Eine Warnpflicht leitete der BGH daraus her, dass schon bei dem – inzwischen technisch überarbeiteten – Vormodell der Airbagsteuerung Fehlauslösungen auftraten. Allein deshalb sei dem Hersteller die potenzielle Gefahr einer Fehlauslösung bekannt gewesen.

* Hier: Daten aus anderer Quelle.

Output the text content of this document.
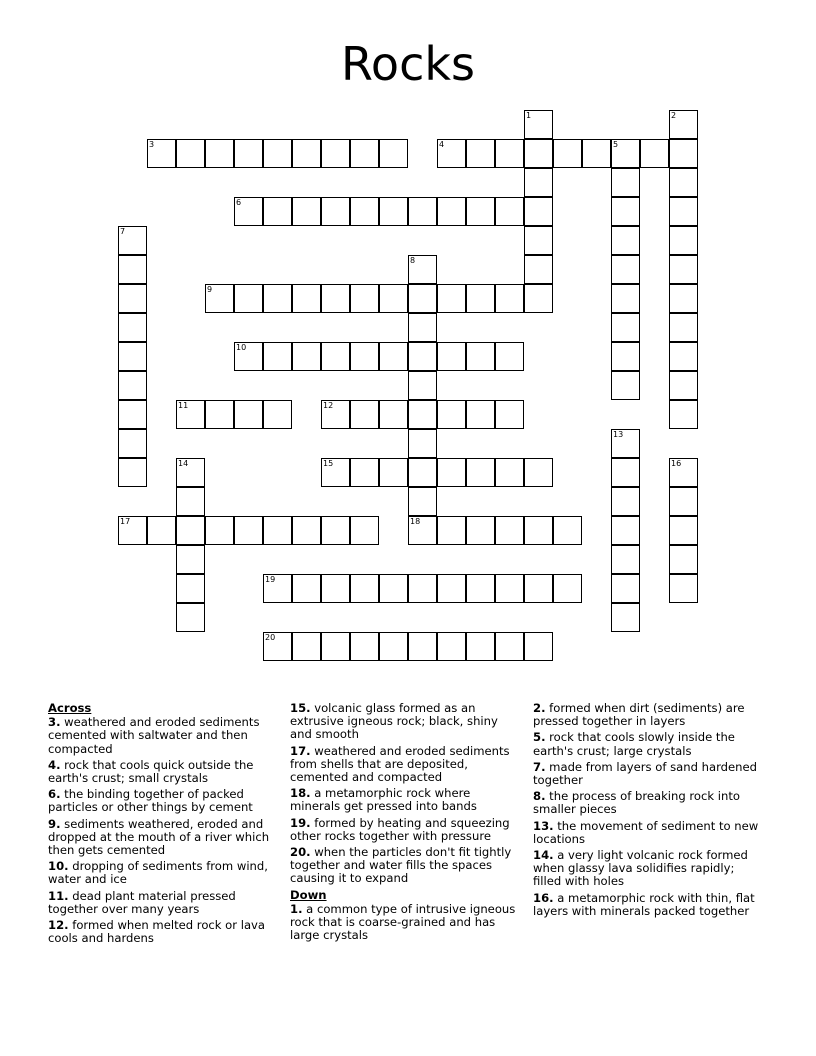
Rocks
3	4	5
6
9
10
11	12
15
17	18
19
20
1	2
7
8
13
14	16
Across
3. weathered and eroded sediments cemented with saltwater and then compacted
4. rock that cools quick outside the earth's crust; small crystals
6. the binding together of packed particles or other things by cement
9. sediments weathered, eroded and dropped at the mouth of a river which then gets cemented
10. dropping of sediments from wind, water and ice
11. dead plant material pressed together over many years
12. formed when melted rock or lava cools and hardens
15. volcanic glass formed as an extrusive igneous rock; black, shiny and smooth
17. weathered and eroded sediments from shells that are deposited, cemented and compacted
18. a metamorphic rock where minerals get pressed into bands
19. formed by heating and squeezing other rocks together with pressure
20. when the particles don't fit tightly together and water fills the spaces causing it to expand
Down
1. a common type of intrusive igneous rock that is coarse-grained and has large crystals
2. formed when dirt (sediments) are pressed together in layers
5. rock that cools slowly inside the earth's crust; large crystals
7. made from layers of sand hardened together
8. the process of breaking rock into smaller pieces
13. the movement of sediment to new locations
14. a very light volcanic rock formed when glassy lava solidifies rapidly; filled with holes
16. a metamorphic rock with thin, flat layers with minerals packed together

Diese Argumentation stößt aber auf Bedenken: Pauschale Warnungen vor Problemen mit Vorgängermodellen würden zu ausufernden und unübersichtlichen Warnhinweisen führen. Dies ist mit dem Sinn der Instruktionspflicht nicht vereinbar. Außerdem ist es für den Hersteller regelmäßig nur schwer abschätzbar, ob die technische Überarbeitung zur endgültigen Problemlösung geführt hat. Ist – aus objektiver Sicht – das Produkt als sicher einzustufen, kann ein Warnhinweis nicht mehr gefordert sein.
Fazit
Auch wenn die Argumentation des BGH hinsichtlich der Instruktionspflichten wenig überzeugend ist, ist die Entscheidung zu beachten: Sind bei Vorgängermodellen Schadensrisiken aufgetreten, ist trotz technischer Überarbeitung eine Warnung auf die potenzielle Gefährlichkeit beim Nachfolgemodell erforderlich.